Suzanne Hammons, communications director for the Gallup diocese, said the diocese could not comment because the attorney general is still conducting an active investigation.
“For now, I can say that the Gallup Diocese takes all allegations of abuse seriously, and as for a response from Catholics – support and prayer for survivors,” she told CNA June 4. “It’s vital that all Catholics, from the hierarchy to the laity, commit to not repeating our past failures and sins.”
The Gallup diocese filed for bankruptcy in November 2013 in response to sex abuse claims. It first made a list of workers against whom there are credible allegations of sexual abuse of a minor in December 2014. Bishop James Wall of Gallup began holding healing services across the diocese in November 2016.
Balderas said the safety assessment report will examine any cover-ups and make recommendations to prevent abuse.
He said the document release is “fast tracking this safety assessment of what went wrong.”
“In New Mexico, we’re also doing a national review, because New Mexico is a dumping ground for many of these priests, they evaded jurisdiction in other states.
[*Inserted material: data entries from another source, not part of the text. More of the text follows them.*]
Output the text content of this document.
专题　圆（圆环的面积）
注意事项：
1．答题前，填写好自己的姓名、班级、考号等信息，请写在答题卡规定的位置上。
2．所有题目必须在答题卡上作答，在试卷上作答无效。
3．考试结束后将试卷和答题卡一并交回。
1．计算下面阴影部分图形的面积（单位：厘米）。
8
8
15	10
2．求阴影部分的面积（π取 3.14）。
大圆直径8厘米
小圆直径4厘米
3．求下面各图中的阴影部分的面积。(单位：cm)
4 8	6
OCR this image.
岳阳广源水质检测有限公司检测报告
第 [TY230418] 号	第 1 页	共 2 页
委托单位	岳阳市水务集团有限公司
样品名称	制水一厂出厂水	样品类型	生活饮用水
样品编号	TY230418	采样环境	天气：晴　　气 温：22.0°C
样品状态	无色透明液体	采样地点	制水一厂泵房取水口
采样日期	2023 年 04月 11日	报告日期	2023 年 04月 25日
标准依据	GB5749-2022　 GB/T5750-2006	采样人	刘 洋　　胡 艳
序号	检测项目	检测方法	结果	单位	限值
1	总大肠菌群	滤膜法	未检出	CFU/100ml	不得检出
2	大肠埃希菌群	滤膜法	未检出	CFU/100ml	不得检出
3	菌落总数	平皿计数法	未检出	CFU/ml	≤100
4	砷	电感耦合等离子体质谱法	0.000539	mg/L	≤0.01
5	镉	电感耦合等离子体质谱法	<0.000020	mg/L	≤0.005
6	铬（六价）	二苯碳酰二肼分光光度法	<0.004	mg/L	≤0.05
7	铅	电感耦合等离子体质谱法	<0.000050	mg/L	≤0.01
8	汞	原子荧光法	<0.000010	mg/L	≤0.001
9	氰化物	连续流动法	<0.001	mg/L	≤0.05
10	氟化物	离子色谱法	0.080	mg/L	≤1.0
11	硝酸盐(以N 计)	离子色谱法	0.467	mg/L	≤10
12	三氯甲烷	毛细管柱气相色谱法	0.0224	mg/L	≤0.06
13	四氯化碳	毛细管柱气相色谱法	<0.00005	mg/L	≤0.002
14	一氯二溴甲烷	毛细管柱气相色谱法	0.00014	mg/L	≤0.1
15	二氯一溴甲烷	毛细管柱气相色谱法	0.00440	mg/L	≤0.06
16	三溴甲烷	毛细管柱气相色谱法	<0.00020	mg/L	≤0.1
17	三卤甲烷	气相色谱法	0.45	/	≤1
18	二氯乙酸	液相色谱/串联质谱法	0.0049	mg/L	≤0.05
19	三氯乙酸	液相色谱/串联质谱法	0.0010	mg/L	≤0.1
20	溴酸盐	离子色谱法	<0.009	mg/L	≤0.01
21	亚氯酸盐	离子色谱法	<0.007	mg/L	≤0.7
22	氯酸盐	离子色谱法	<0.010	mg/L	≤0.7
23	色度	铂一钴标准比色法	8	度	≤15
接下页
As soon as we expedite that, we will then be producing that information to all your requesters,” said Balderas.
Paul Linnenburger, an attorney representing a sex abuse victim, used a state law governing inspection of public records to seek the diocese’s records.
“This seemed like the perfect instance to be able to open the door so that the people of New Mexico could finally learn the true extent and what it is that happened here,” Linnenburger said according to Eyewitness News.
Balderas said he initially wanted to protect the records from abuse victims’ attorneys in case they could be used for criminal prosecution. He later decided to hand over the Diocese of Las Cruces records.
CNA sought comment from the Santa Fe archdiocese but did not receive a response by deadline. The archdiocese filed for Chapter 11 bankruptcy protection in late 2018. At the time, Archbishop John Wester said there were between 35-40 active sexual abuse claims against the archdiocese. Today, there are at least 400 active claims.
In October 2017, following a judge’s order in response to a request from KOB-TV, the Santa Fe archdiocese released court records related to sex abuse allegations against three Catholic priests.
The documents were related to three priests “credibly accused of sexual misconduct with minors” in the 1960s, 1970s, and 1980s, the archdiocese said. Among the documents were hundreds of pages of court records that concern allegations against the clergy. They included letters indicating that Church leaders knew of sex abuse allegations that had been made against three priests.
Arthur Perrault, a former Catholic priest later convicted of sexually abusing priests in the 1990s, served in the Santa Fe archdiocese from 1973 to 1992. Prior to that, he had been accused of molesting minors as a priest in Connecticut. In 1965, Perrault had spent time at a treatment center for sexually abusive priests run by the Servants of the Paraclete religious order in Jemez Springs, N.M.
In 1966 he was released from the treatment center after a psychologist recommended him for a teaching position at St. Pius X High School in Albuquerque.
Nearly 40 people have come forward claiming to have been victims of Perrault and a mother of a young man has claimed he committed suicide after abuse by the priest.
In April 2021 CNA reported that the Santa Fe archdiocese intended to sell over 700 properties by late July to help pay for sex abuse settlements.